ヒンバ族の髪や肌は赤みがかって見えますが、これは乳脂肪と黄土色の顔料を混ぜたオチゼという化粧品を全身に塗っているからです。皮膚を清潔に保ったり虫除けの効果もあるそうで、おしゃれだけでなく効能的にもその土地にふさわしい一石二鳥のペーストです。
上の写真のように、思春期の男の子は一本、女の子はオチゼを塗った髪を何本も三つ編みにします。結婚して1年経過した女性・子供がいる女性はさらにエレンベと呼ばれる羊の皮でできた華やかな飾りをつけます。既婚男性は髪を編まずに帽子をかぶり、もし奥さんに先立たれると帽子を脱いで編まない髪を出したままにするというので、その人の婚姻状況が一目でわかるようになってるんですね。水が少ない地域なので、木の灰で髪を洗うんだそうです。

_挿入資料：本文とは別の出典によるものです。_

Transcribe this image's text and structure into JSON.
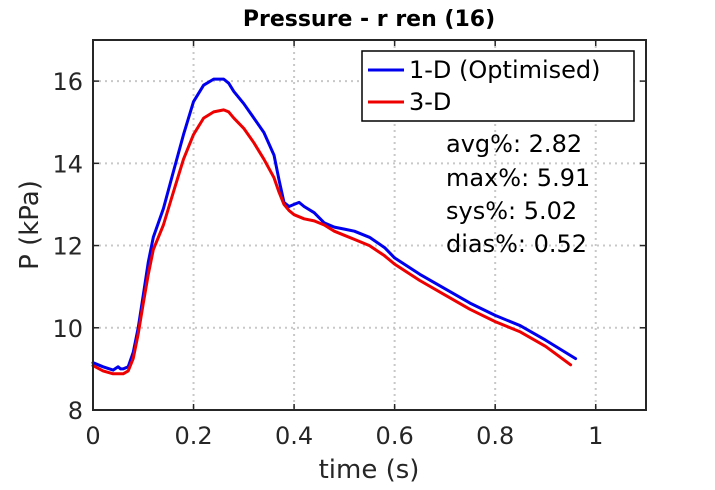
{
  "chart_data": {
    "type": "line",
    "title": "Pressure - r ren (16)",
    "xlabel": "time (s)",
    "ylabel": "P (kPa)",
    "xlim": [
      0,
      1.1
    ],
    "ylim": [
      8,
      17
    ],
    "xticks": [
      0,
      0.2,
      0.4,
      0.6,
      0.8,
      1
    ],
    "xtick_labels": [
      "0",
      "0.2",
      "0.4",
      "0.6",
      "0.8",
      "1"
    ],
    "yticks": [
      8,
      10,
      12,
      14,
      16
    ],
    "ytick_labels": [
      "8",
      "10",
      "12",
      "14",
      "16"
    ],
    "grid": true,
    "legend_position": "top-right",
    "series": [
      {
        "name": "1-D (Optimised)",
        "color": "#0000ee",
        "x": [
          0,
          0.02,
          0.04,
          0.05,
          0.055,
          0.06,
          0.07,
          0.08,
          0.09,
          0.1,
          0.11,
          0.12,
          0.14,
          0.16,
          0.18,
          0.2,
          0.22,
          0.24,
          0.26,
          0.27,
          0.28,
          0.3,
          0.32,
          0.34,
          0.36,
          0.37,
          0.38,
          0.39,
          0.4,
          0.41,
          0.42,
          0.44,
          0.46,
          0.48,
          0.5,
          0.52,
          0.55,
          0.58,
          0.6,
          0.65,
          0.7,
          0.75,
          0.8,
          0.85,
          0.9,
          0.96
        ],
        "y": [
          9.15,
          9.05,
          8.97,
          9.05,
          9.0,
          9.0,
          9.05,
          9.4,
          10.0,
          10.8,
          11.6,
          12.2,
          12.9,
          13.8,
          14.7,
          15.5,
          15.9,
          16.05,
          16.05,
          15.95,
          15.75,
          15.45,
          15.1,
          14.75,
          14.2,
          13.6,
          13.05,
          12.95,
          13.0,
          13.05,
          12.95,
          12.8,
          12.55,
          12.45,
          12.4,
          12.35,
          12.2,
          11.95,
          11.7,
          11.3,
          10.95,
          10.6,
          10.3,
          10.05,
          9.7,
          9.25
        ]
      },
      {
        "name": "3-D",
        "color": "#ee0000",
        "x": [
          0,
          0.02,
          0.04,
          0.05,
          0.06,
          0.07,
          0.08,
          0.09,
          0.1,
          0.11,
          0.12,
          0.14,
          0.16,
          0.18,
          0.2,
          0.22,
          0.24,
          0.26,
          0.27,
          0.28,
          0.3,
          0.32,
          0.34,
          0.36,
          0.37,
          0.38,
          0.39,
          0.4,
          0.42,
          0.44,
          0.46,
          0.48,
          0.5,
          0.52,
          0.55,
          0.58,
          0.6,
          0.65,
          0.7,
          0.75,
          0.8,
          0.85,
          0.9,
          0.95
        ],
        "y": [
          9.08,
          8.95,
          8.88,
          8.88,
          8.88,
          8.95,
          9.25,
          9.85,
          10.6,
          11.3,
          11.9,
          12.5,
          13.3,
          14.1,
          14.7,
          15.1,
          15.25,
          15.3,
          15.25,
          15.1,
          14.85,
          14.5,
          14.1,
          13.65,
          13.3,
          13.0,
          12.85,
          12.75,
          12.65,
          12.6,
          12.5,
          12.35,
          12.25,
          12.15,
          12.0,
          11.75,
          11.55,
          11.15,
          10.8,
          10.45,
          10.15,
          9.9,
          9.55,
          9.1
        ]
      }
    ],
    "annotations": [
      "avg%: 2.82",
      "max%: 5.91",
      "sys%: 5.02",
      "dias%: 0.52"
    ]
  }
}
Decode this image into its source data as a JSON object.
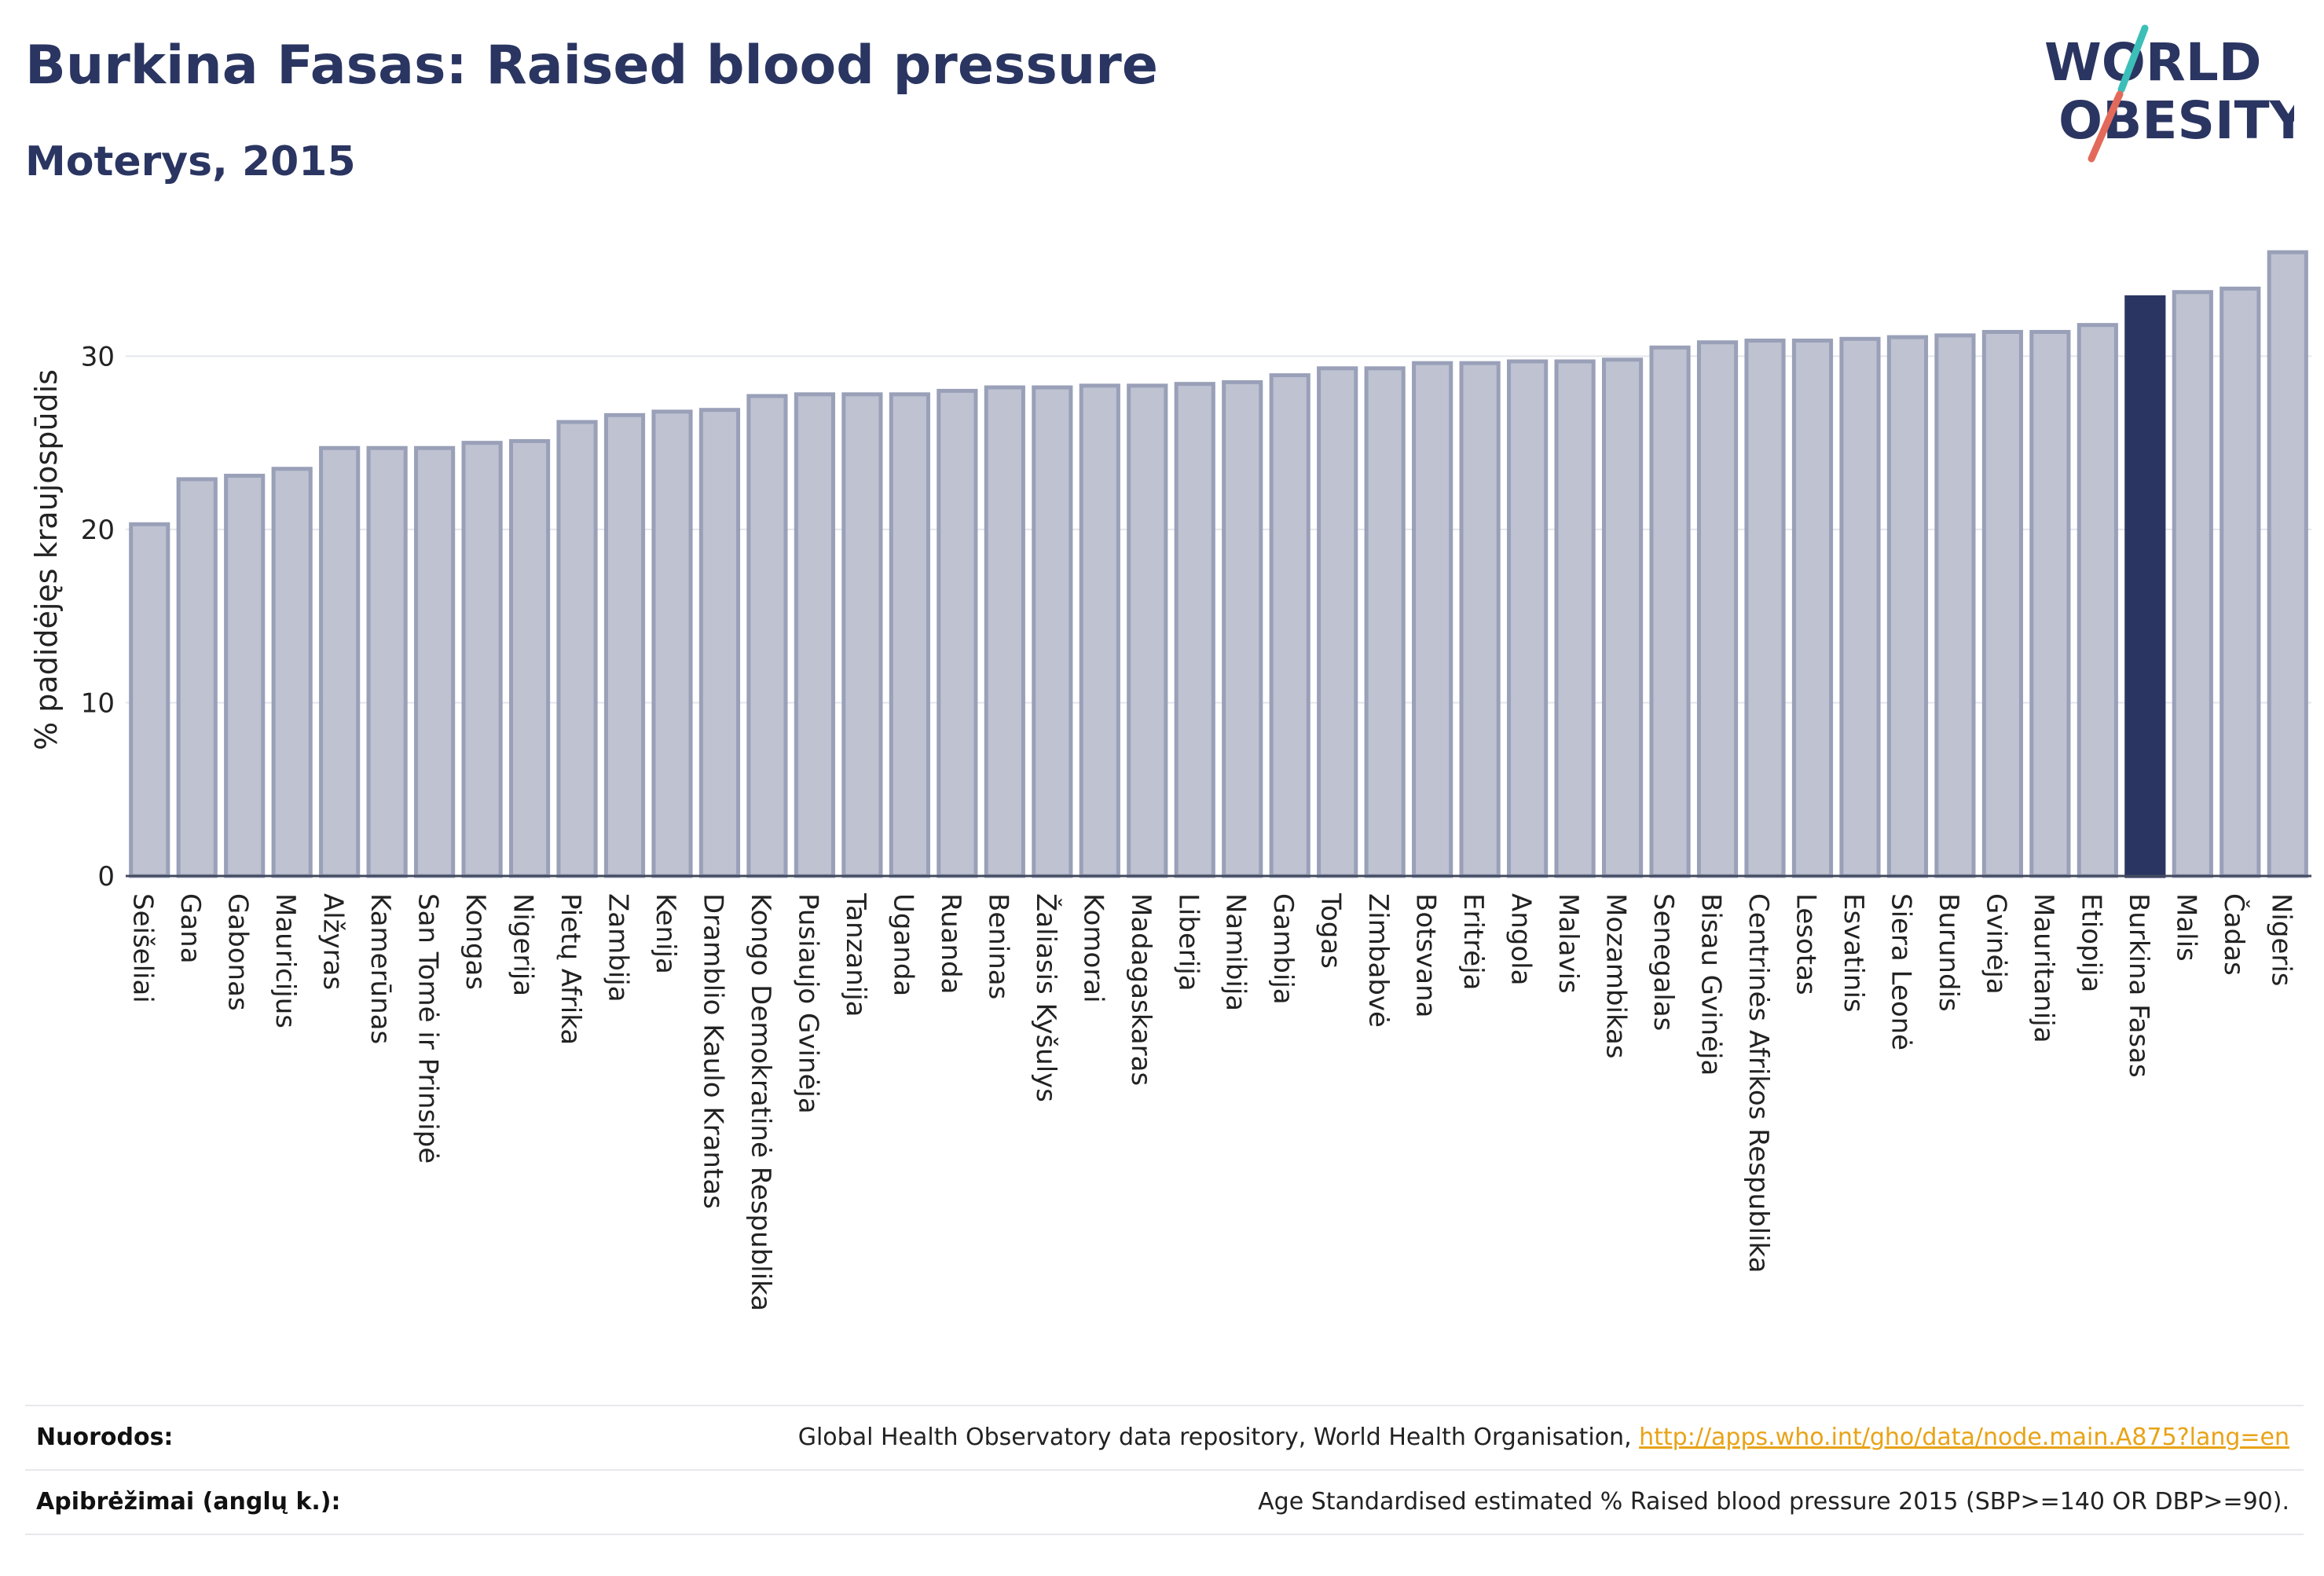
{
  "title": "Burkina Fasas: Raised blood pressure",
  "subtitle": "Moterys, 2015",
  "logo": {
    "line1": "WORLD",
    "line2": "OBESITY"
  },
  "colors": {
    "bar": "#bec2d1",
    "bar_border": "#99a0b8",
    "highlight": "#2a3561",
    "grid": "#e4e6ec",
    "logo_slash_top": "#3bbfb8",
    "logo_slash_bottom": "#e36a5a"
  },
  "chart_data": {
    "type": "bar",
    "ylabel": "% padidėjęs kraujospūdis",
    "ylim": [
      0,
      36.5
    ],
    "yticks": [
      0,
      10,
      20,
      30
    ],
    "grid": true,
    "highlight": "Burkina Fasas",
    "categories": [
      "Seišeliai",
      "Gana",
      "Gabonas",
      "Mauricijus",
      "Alžyras",
      "Kamerūnas",
      "San Tomė ir Prinsipė",
      "Kongas",
      "Nigerija",
      "Pietų Afrika",
      "Zambija",
      "Kenija",
      "Dramblio Kaulo Krantas",
      "Kongo Demokratinė Respublika",
      "Pusiaujo Gvinėja",
      "Tanzanija",
      "Uganda",
      "Ruanda",
      "Beninas",
      "Žaliasis Kyšulys",
      "Komorai",
      "Madagaskaras",
      "Liberija",
      "Namibija",
      "Gambija",
      "Togas",
      "Zimbabvė",
      "Botsvana",
      "Eritrėja",
      "Angola",
      "Malavis",
      "Mozambikas",
      "Senegalas",
      "Bisau Gvinėja",
      "Centrinės Afrikos Respublika",
      "Lesotas",
      "Esvatinis",
      "Siera Leonė",
      "Burundis",
      "Gvinėja",
      "Mauritanija",
      "Etiopija",
      "Burkina Fasas",
      "Malis",
      "Čadas",
      "Nigeris"
    ],
    "values": [
      20.3,
      22.9,
      23.1,
      23.5,
      24.7,
      24.7,
      24.7,
      25.0,
      25.1,
      26.2,
      26.6,
      26.8,
      26.9,
      27.7,
      27.8,
      27.8,
      27.8,
      28.0,
      28.2,
      28.2,
      28.3,
      28.3,
      28.4,
      28.5,
      28.9,
      29.3,
      29.3,
      29.6,
      29.6,
      29.7,
      29.7,
      29.8,
      30.5,
      30.8,
      30.9,
      30.9,
      31.0,
      31.1,
      31.2,
      31.4,
      31.4,
      31.8,
      33.4,
      33.7,
      33.9,
      36.0
    ]
  },
  "footer": {
    "references_label": "Nuorodos:",
    "references_text": "Global Health Observatory data repository, World Health Organisation, ",
    "references_link": "http://apps.who.int/gho/data/node.main.A875?lang=en",
    "definitions_label": "Apibrėžimai (anglų k.):",
    "definitions_text": "Age Standardised estimated % Raised blood pressure 2015 (SBP>=140 OR DBP>=90)."
  }
}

ヒンバ族が信仰しているのはムクルという神で、基本的には一神教ですが祖先崇拝が加わります。ムクル神は祝福だけを与えてくれますが、祖先は呪いを与えてくることも…。それぞれの家にはオクルウォと呼ばれる神聖な火があり、それを通じてムクル神や祖先とコミュニケーションを図るんだそうです。ムクル神は遠くにいるので、祖先が代理人になるなんてことがよくあるんだとか。先祖は怖い!ということで、いい関係性を築くための聖なる家畜が飼われています。
そしてオミチと呼ばれる黒魔術的なものも…。 オミチは人に死をもたらし、誰かの心によくない考えを植えつけたり、異常な出来事を引き起こしたりする力があると信じる人もいるほど力を持っています。いわゆる呪いとか呪術が生きている場所なんですね。一方、対抗勢力として占い師という存在がいます。山羊を窒息死させて解剖し、内臓の状態を読んで相談に答えるそうです。占いとしてはなかなかハードルが高いし、難しそう。
そんなヒンバ族に、いま危機が訪れています。予算不足で何年も止まっていたクネネ川の水力発電所建設プロジェクトに関する協定が、ナミビア政府とアンゴラ政府の間で承認されたのです。
このベインズ水力発電プロジェクトでは、観光客も訪れることの多いエプパ滝から48km下流に水力発電ダムが建設される計画です。墓地15ヶ所と考古学遺跡45ヶ所がダムに沈み、ヒンバ族の2000人以上に影響が出ると言われています。ヒンバ族は「干ばつ時に水力発電は意味がない」「ダムは水の年間消費量の2倍を蒸発させる」という理由で太陽光発電や風力発電を提案してきましたが、ナミビア政府はダムにこだわり続けています。
かつてアメリカや南米、北海道など世界各地で先住民族の暮らしが蹂躙されてきた歴史は、現代になっても繰り返されてしまうのでしょうか。美しく強く、厳しい自然や大地に根ざして生きてきた人たちを文明という一方的な価値観で殴るようなことはしてほしくありませんが…。